A lot of the worksheets for this week had to do with #3, the ‘Unplanned promises’ – which could turn into something that would make your book a lot better, if you find a way to deliver on those promises. There’s also some work on the planned promises of your major characters, which I’m feeling a little iffy, including the question “Why should your reader care about this character?”

But I finished those ‘character refocus’ sheets, and I think that I’m almost done going through the book looking for unplanned promises for characters. I’ve only reached the half-way point by pages, but you only look at a character’s first scene, and the new character introductions have been coming less frequently once I’m out of the third act.

I’m not quite sure where this course is going to take me, but I’m learning new things already.


Revising with Holly Lisle update, Lesson One

December 8, 2011

So, the first read-through of “Children” is going pretty well. I’m up to page 78 out of 123, and hoping to finish the Despair worksheet tomorrow night at Starbucks Runnymede in Toronto!

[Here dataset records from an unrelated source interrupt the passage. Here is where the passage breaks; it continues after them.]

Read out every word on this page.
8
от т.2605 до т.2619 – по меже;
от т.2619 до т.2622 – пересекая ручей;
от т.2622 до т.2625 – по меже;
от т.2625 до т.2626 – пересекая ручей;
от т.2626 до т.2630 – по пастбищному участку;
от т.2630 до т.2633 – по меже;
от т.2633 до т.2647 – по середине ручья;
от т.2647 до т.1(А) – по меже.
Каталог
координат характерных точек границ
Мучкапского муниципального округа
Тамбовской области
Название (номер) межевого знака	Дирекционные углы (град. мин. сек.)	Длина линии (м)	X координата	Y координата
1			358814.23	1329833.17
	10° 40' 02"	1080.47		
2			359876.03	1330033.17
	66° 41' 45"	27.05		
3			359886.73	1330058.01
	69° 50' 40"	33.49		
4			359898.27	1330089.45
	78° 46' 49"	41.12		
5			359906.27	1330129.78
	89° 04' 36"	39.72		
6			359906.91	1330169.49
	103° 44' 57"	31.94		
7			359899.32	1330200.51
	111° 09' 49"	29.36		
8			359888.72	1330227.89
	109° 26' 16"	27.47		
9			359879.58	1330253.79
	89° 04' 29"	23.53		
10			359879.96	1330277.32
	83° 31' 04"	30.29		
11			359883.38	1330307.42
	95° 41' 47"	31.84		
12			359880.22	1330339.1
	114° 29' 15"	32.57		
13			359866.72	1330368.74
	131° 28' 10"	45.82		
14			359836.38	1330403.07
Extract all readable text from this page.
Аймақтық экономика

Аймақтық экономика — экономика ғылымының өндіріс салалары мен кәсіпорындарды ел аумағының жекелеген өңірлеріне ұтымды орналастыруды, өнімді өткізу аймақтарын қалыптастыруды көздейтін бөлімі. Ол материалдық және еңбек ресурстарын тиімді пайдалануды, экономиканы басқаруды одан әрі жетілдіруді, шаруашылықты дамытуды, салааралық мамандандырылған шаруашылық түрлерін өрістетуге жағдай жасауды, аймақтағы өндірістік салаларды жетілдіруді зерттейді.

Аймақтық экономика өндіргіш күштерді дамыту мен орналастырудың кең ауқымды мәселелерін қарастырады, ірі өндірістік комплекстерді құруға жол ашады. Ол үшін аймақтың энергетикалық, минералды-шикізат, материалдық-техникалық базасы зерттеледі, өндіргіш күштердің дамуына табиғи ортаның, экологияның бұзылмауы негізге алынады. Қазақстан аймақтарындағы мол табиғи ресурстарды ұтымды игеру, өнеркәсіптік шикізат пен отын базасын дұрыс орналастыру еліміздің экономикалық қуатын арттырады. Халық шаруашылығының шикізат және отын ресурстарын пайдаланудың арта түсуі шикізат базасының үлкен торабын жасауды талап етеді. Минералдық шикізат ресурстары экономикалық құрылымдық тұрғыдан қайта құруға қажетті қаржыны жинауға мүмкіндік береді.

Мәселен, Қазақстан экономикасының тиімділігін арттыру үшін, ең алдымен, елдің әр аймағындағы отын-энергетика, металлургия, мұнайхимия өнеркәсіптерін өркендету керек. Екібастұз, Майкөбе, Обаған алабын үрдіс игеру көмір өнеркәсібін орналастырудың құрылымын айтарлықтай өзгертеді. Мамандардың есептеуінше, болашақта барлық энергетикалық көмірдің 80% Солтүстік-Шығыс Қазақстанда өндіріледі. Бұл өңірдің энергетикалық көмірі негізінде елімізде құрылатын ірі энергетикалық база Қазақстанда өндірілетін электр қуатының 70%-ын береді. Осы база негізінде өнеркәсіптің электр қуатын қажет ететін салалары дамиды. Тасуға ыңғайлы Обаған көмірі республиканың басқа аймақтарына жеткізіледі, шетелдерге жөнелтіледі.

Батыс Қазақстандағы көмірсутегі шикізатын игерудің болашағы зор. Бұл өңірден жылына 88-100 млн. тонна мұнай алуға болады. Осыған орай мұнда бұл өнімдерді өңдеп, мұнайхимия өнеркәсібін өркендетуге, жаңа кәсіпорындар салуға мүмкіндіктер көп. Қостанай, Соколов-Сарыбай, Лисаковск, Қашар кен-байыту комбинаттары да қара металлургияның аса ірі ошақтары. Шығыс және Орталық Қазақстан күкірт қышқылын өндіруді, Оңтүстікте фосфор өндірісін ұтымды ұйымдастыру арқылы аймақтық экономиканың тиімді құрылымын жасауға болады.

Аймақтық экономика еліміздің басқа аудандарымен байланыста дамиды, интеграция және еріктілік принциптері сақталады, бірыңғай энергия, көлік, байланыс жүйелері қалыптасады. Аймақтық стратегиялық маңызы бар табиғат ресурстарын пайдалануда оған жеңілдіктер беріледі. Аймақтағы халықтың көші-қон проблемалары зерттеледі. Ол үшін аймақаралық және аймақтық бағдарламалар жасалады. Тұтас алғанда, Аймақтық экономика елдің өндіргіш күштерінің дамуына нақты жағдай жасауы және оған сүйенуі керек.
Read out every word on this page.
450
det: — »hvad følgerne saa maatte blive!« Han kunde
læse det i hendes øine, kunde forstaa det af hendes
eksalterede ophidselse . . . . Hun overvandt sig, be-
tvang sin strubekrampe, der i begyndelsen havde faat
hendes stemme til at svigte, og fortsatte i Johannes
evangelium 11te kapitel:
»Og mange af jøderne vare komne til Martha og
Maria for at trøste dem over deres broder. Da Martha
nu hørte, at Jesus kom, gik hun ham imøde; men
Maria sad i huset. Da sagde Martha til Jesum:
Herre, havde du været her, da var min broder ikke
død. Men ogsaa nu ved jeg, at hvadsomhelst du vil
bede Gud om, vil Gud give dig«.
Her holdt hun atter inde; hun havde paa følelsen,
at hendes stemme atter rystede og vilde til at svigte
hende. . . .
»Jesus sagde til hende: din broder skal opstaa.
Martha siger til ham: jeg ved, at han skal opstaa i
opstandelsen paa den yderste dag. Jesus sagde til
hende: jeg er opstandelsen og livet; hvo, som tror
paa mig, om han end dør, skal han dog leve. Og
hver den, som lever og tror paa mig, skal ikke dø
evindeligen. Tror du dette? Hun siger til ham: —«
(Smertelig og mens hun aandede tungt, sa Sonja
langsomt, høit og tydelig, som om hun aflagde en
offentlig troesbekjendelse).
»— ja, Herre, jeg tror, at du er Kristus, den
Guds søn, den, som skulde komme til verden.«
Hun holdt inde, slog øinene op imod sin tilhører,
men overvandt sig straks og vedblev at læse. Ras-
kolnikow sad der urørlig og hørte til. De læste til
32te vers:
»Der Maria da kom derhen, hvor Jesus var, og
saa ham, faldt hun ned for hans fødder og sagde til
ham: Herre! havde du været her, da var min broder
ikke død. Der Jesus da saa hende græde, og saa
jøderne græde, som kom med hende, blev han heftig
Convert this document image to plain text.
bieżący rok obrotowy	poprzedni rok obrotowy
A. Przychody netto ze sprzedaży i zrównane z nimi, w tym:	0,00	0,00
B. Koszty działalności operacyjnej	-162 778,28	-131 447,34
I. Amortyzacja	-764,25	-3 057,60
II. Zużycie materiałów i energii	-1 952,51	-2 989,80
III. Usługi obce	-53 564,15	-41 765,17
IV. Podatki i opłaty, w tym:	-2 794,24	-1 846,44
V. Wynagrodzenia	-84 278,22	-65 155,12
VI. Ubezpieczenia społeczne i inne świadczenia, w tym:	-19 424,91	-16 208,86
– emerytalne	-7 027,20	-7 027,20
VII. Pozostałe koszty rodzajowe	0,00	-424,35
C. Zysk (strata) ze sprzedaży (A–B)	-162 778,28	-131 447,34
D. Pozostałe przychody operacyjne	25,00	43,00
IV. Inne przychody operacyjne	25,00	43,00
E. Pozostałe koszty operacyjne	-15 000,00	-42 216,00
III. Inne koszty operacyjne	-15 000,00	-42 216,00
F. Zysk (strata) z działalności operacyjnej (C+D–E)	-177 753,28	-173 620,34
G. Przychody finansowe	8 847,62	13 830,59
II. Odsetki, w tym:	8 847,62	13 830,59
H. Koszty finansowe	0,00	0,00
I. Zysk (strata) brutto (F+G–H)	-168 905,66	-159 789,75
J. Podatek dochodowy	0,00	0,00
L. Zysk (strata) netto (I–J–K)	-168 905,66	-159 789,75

This is the biggest part of the first lesson, mostly because it involves the full manuscript read-through. The idea is that you look for five different things as you read:

  1. Ideas that didn’t work well or fell apart as you were writing them.
  2. Characters that work for the book, or don’t.
  3. Elements of the setting that work well, or poorly.
  4. Places where you find yourself skimming as you read.
  5. Places where the story is working and you enjoy it as you read.

So for each of those spots, I write down a little code in hot pink pen in the margin of the page, and make a note in my excel spreadsheet. The code indicates that it’s worksheet 1B, with another letter a through e for each of those five cases, and a numeric suffix to indicate the spreadsheet line.